父の愛情は右手のひらの丸い跡。映画『グエムル −漢江の怪物−』を観たよ

映画・ドラマ

怪獣映画ファンの私としては、怪物が最初に登場して河原で大暴れするシーンだけでもう大満足。
あの、人間と絡むのに一番怖い中途半端な大きさで走り回る怪物が斜面ではズルズル滑ったり、音楽を聴きながら爪の掃除をしている女が周囲の騒ぎに気づかず逃げ遅れるとか、土手の上の道路を走るバスの中から河原の惨劇を見おろすとか、本当に怪物が現れたらこんな感じなんじゃないかと思っちゃう。
リアルって、命がけの場でも「ちょっと間抜け」。
この「ちょっと間抜けなリアル」が全編を覆っていて、いわゆる「ご都合主義」をドロッと包んでいる。

そもそも怪物が誕生した原因は、毒物を河に流したからだが、それを指示したのが「ホコリが何より嫌い」な、きれい好きの米国人の指示という皮肉たっぷりな設定。汚れたものが目の前から消えればいいという勝手な「きれい好き」ぶり。
その後釣り人が変な生き物を見かけるが、生物の異様さより娘にもらったコップのほうが心配。
6年後、橋から飛び降りて自殺しようとしているどこかの社長が成長した怪物を見かけて、自殺を止めようとしている部下にそれを告げるが、部下は社長が何を言ってるのかわからない。社長は「おめでたい奴らだ」と言い残して河に飛び込む。
この社長のシーンの後、「괴물」(怪物)とタイトルが出て、惨劇が起こる河原のシーンになるが、ここで、後半に出てくる貧しい兄弟がチラッと出てくる。最初観た時はこの兄弟、わりと唐突に現れたな、と思ったけど、見返してて気がついた。後半での行動も、ここをちゃんと観てればわかるようになってる。

怪獣の描写としては最初の河原のシーンが頂点で、後はどちらかというとホラーっぽくなっていくので、怪獣映画ファンとしての私はこれだけでいいや、と思ってしまうが、劇中の父カンドゥ(ソン・ガンホ)と同じく、中一(13歳)の娘がいる父親としての私は、むしろその後の展開こそ身に迫ってくる。

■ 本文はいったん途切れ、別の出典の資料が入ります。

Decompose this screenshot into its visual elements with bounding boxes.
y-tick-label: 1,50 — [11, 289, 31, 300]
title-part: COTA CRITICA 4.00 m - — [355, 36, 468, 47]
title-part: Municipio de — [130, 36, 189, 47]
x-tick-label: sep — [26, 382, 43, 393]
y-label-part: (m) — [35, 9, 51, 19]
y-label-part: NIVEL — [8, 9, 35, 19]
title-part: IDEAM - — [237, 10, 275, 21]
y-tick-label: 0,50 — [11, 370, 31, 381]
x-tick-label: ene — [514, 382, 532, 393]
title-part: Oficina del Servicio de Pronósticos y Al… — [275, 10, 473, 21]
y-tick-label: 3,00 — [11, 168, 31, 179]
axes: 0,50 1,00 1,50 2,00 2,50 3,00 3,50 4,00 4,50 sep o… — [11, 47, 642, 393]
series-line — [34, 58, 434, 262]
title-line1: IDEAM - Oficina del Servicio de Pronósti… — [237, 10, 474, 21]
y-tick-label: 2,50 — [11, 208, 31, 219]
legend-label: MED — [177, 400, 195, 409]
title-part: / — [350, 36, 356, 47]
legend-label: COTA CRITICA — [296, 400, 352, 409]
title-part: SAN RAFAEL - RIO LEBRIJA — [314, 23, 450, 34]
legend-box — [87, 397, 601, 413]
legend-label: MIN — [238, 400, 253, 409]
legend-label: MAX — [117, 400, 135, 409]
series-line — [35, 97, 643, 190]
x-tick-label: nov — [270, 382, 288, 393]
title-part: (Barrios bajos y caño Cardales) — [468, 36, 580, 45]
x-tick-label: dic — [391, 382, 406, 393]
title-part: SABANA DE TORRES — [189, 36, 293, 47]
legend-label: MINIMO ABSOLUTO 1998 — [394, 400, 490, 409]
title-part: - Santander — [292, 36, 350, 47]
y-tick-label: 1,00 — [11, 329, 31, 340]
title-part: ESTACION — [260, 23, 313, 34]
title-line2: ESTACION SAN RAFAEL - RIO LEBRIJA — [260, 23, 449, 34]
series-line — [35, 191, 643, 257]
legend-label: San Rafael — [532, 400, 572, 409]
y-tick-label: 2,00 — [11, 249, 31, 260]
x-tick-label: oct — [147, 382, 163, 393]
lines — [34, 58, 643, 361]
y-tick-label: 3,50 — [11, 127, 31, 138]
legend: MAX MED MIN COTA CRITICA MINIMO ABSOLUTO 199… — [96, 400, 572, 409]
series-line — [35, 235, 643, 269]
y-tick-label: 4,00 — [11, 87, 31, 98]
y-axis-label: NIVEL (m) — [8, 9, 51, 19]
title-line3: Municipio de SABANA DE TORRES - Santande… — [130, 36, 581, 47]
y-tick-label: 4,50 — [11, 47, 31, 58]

その後は、実際に起こったことの重大さに対して、対処する公的な立場の人間の言葉と行動のちぐはぐさと他人事感と闘う家族の姿が描かれる。
娘ヒョンソ(コ・アソン)のため、隔離されても警察に追われても軍隊に監禁されても麻酔を何本射たれても頭に穴をあけられてもあきらめないカンドゥ。カンドゥの父ヒボン(ピョン・ヒボン)と弟ナミル(パク・ヘイル)、妹ナムジュ(ペ・ドゥナ)も、孫であり姪であるヒョンソ救出のために命をかける。権力に屈せず、既成概念とらわれず、勇敢に。でも時々ちょっと間抜けに。

緊張と皮肉なユーモアと間抜けがいいバランスで盛り込まれていてすごく面白い映画なんだけど全体としては悲劇なんだろうなぁ。
公的なものを無条件に信じたり頼ったりしてはいけないよ、と言われている気がしました。社会の大きな構造や既成概念より自分の子供が大切でしょ?と。
この映画、韓国では興行記録を塗り替える大ヒットだったけど、日本では興行的にはイマイチだったそうです。
意味はわからないけど意味がありそうなセリフとか、アメリカに対する感情とか、韓国人にしかわからないところもたくさんありそう。何箇所かで缶ビールに注目させるシーンがあったり(派手に泡を吹き上げるけどそれだけ)、韓国製の焼酎の瓶で対怪獣火炎瓶を作ったりとかもなにか意味がありそう。あの結末にも絶対意味があるはず。わかんないけど。
英語タイトルが『The Host』で、どういう意味だろ?と調べてたらラストの意味がちょっとだけわかった。ちょっとだけね。
でもカンドゥの愛情と怒りは最後に右手のひらについた丸い跡ではっきり感じたよ。

監督・脚本ポン・ジュノ、2006年の韓国映画。
2006年というと日本映画では『小さき勇者たち~GAMERA~』もこの年ですね。これも怪獣、父と子のお話でした。まぁそれ以外共通点無いけどさ。

しかし、ソン・ガンホって誰かに似てるんだよなぁ。見てると誰かを思い出しそうになるっていうか。それが有名人なのか個人的な知り合いなのかわかんないけど。なにしろ思い出せないから。